There’s no accurate way to put Billy Joel in a particular box style-wise. 

Anyone could recognise one of his songs whenever they came on the radio back in the day, but even if he wasn’t exactly a musical chameleon, you could tell when he was pulling a little too much from his influences, whether it was trying to sound like Ray Charles or doing his best impression of an old-school rock and roller when making ‘It’s Still Rock and Roll to Me’. But even with all of his many talents, Joel understood that some genres were never meant to be touched by him.

As much as he loved the idea of making the best music that he could whenever he worked on his tunes, there were just as many that were outside of his wheelhouse.
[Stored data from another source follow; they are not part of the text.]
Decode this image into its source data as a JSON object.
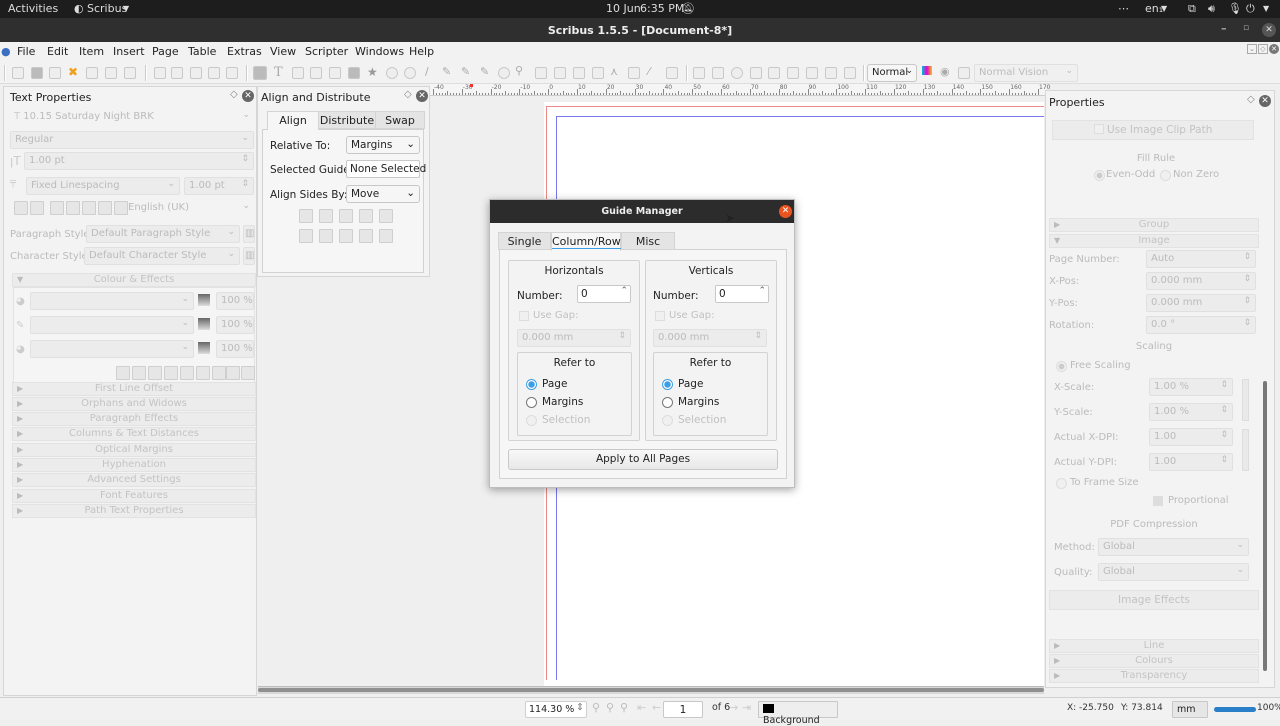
{
  "system_bar": {
    "activities": "Activities",
    "app_name": "Scribus",
    "date": "10 Jun",
    "time": "6:35 PM",
    "language": "en₁"
  },
  "window": {
    "title": "Scribus 1.5.5 - [Document-8*]"
  },
  "menu": [
    "File",
    "Edit",
    "Item",
    "Insert",
    "Page",
    "Table",
    "Extras",
    "View",
    "Scripter",
    "Windows",
    "Help"
  ],
  "toolbar": {
    "render_mode": "Normal",
    "vision_mode": "Normal Vision"
  },
  "text_properties": {
    "title": "Text Properties",
    "font": "10.15 Saturday Night BRK",
    "style": "Regular",
    "font_size": "1.00 pt",
    "linespacing_mode": "Fixed Linespacing",
    "linespacing_value": "1.00 pt",
    "language": "English (UK)",
    "paragraph_style_label": "Paragraph Style:",
    "paragraph_style": "Default Paragraph Style",
    "character_style_label": "Character Style:",
    "character_style": "Default Character Style",
    "colour_effects": "Colour & Effects",
    "colour_rows": [
      {
        "percent": "100 %"
      },
      {
        "percent": "100 %"
      },
      {
        "percent": "100 %"
      }
    ],
    "sections": [
      "First Line Offset",
      "Orphans and Widows",
      "Paragraph Effects",
      "Columns & Text Distances",
      "Optical Margins",
      "Hyphenation",
      "Advanced Settings",
      "Font Features",
      "Path Text Properties"
    ]
  },
  "align_distribute": {
    "title": "Align and Distribute",
    "tabs": [
      "Align",
      "Distribute",
      "Swap"
    ],
    "relative_to_label": "Relative To:",
    "relative_to": "Margins",
    "selected_guide_label": "Selected Guide:",
    "selected_guide": "None Selected",
    "align_sides_label": "Align Sides By:",
    "align_sides": "Move"
  },
  "guide_manager": {
    "title": "Guide Manager",
    "tabs": [
      "Single",
      "Column/Row",
      "Misc"
    ],
    "active_tab": "Column/Row",
    "horizontals": {
      "title": "Horizontals",
      "number_label": "Number:",
      "number": "0",
      "use_gap": "Use Gap:",
      "gap": "0.000 mm",
      "refer_to": "Refer to",
      "options": [
        "Page",
        "Margins",
        "Selection"
      ],
      "selected": "Page"
    },
    "verticals": {
      "title": "Verticals",
      "number_label": "Number:",
      "number": "0",
      "use_gap": "Use Gap:",
      "gap": "0.000 mm",
      "refer_to": "Refer to",
      "options": [
        "Page",
        "Margins",
        "Selection"
      ],
      "selected": "Page"
    },
    "apply_button": "Apply to All Pages"
  },
  "properties": {
    "title": "Properties",
    "use_clip_path": "Use Image Clip Path",
    "fill_rule": "Fill Rule",
    "fill_options": [
      "Even-Odd",
      "Non Zero"
    ],
    "group": "Group",
    "image": "Image",
    "page_number_label": "Page Number:",
    "page_number": "Auto",
    "xpos_label": "X-Pos:",
    "xpos": "0.000 mm",
    "ypos_label": "Y-Pos:",
    "ypos": "0.000 mm",
    "rotation_label": "Rotation:",
    "rotation": "0.0 °",
    "scaling": "Scaling",
    "free_scaling": "Free Scaling",
    "xscale_label": "X-Scale:",
    "xscale": "1.00 %",
    "yscale_label": "Y-Scale:",
    "yscale": "1.00 %",
    "xdpi_label": "Actual X-DPI:",
    "xdpi": "1.00",
    "ydpi_label": "Actual Y-DPI:",
    "ydpi": "1.00",
    "to_frame_size": "To Frame Size",
    "proportional": "Proportional",
    "pdf_compression": "PDF Compression",
    "method_label": "Method:",
    "method": "Global",
    "quality_label": "Quality:",
    "quality": "Global",
    "image_effects": "Image Effects",
    "sections": [
      "Line",
      "Colours",
      "Transparency"
    ]
  },
  "ruler": {
    "ticks": [
      "-40",
      "-30",
      "-20",
      "-10",
      "0",
      "10",
      "20",
      "30",
      "40",
      "50",
      "60",
      "70",
      "80",
      "90",
      "100",
      "110",
      "120",
      "130",
      "140",
      "150",
      "160",
      "170"
    ]
  },
  "status_bar": {
    "zoom": "114.30 %",
    "page": "1",
    "page_of": "of 6",
    "layer": "Background",
    "x_coord": "X: -25.750",
    "y_coord": "Y: 73.814",
    "unit": "mm",
    "progress_percent": 100,
    "progress_label": "100%"
  }
}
For instance, he adored listening to the best musical pieces that he heard out of the classical period, but when looking at the likes of Bach and Beethoven, Joel felt that he needed someone else behind the keys when working on a record like Fantasies and Delusions later in life.

And even when he retired from making pop music, it was almost as if Joel had had his say when he finally hung everything up. He liked the idea of having one cut-off point for his career, and since rock and roll was a young man’s game to begin with, it was easier for Joel to hang it up and leave the next generation to people who had a lot more to say than what he had been doing for the last few years. But if rock and roll was for the youth, metal was another can of worms entirely. 

Then again, the metal world didn’t usually have that much room for the piano when Joel first started playing. Led Zeppelin had a few interludes that sounded beautiful whenever John Paul Jones got behind the organ, but compared to all of the biggest names in music in the early 1970s, having Joel try on his best Deep Purple impression on Attila was only going to make for unintentional hilarity later down the road.

Joel wasn’t a heavy metal singer by any stretch of the imagination, and while the songs are competently played and all, the whole thing feels like something that’s ripped out of another timeline altogether. The cover wasn’t the most engaging thing in the world, with Joel and his partner, John Small, in a meat locker, but compared to everything else in his discography, Joel figured that he would rather forget about the whole thing rather than try to build upon it. 

He wasn’t going to be the next Jon Lord by any stretch, and even when working on a lot of their initial shows, Joel remembered people trying to get as far away from the stage as they possibly could, saying, “We were heavy metal, we were going to destroy the world with amplification. … We had about a dozen gigs and nobody could stay in the room when we were playing. It was too loud. We drove people literally out of clubs.”

But beyond the songs being some of the strangest things that Joel ever made, I’m not sure the album would have received the absolute thrashing it has today were it not for Joel himself. ‘The Piano Man’ doing heavy metal is already a novelty, but had this come out with someone else’s name on it, chances are we wouldn’t be so critical of it, especially with a few songs that actually manage to sound fairly decent all things considered.

If Joel had continued with Attila, it would have certainly been interesting to see what he would have come up with, but it’s not like he was ever going to become the next incarnation of Robert Plant. This was just a way for him to have fun and make something outside of his wheelhouse, but whenever he looks at it today, chances are Joel sees it the same way that everyone looks at their old yearbook photos. It can be nostalgic, but it can also be incredibly cringy.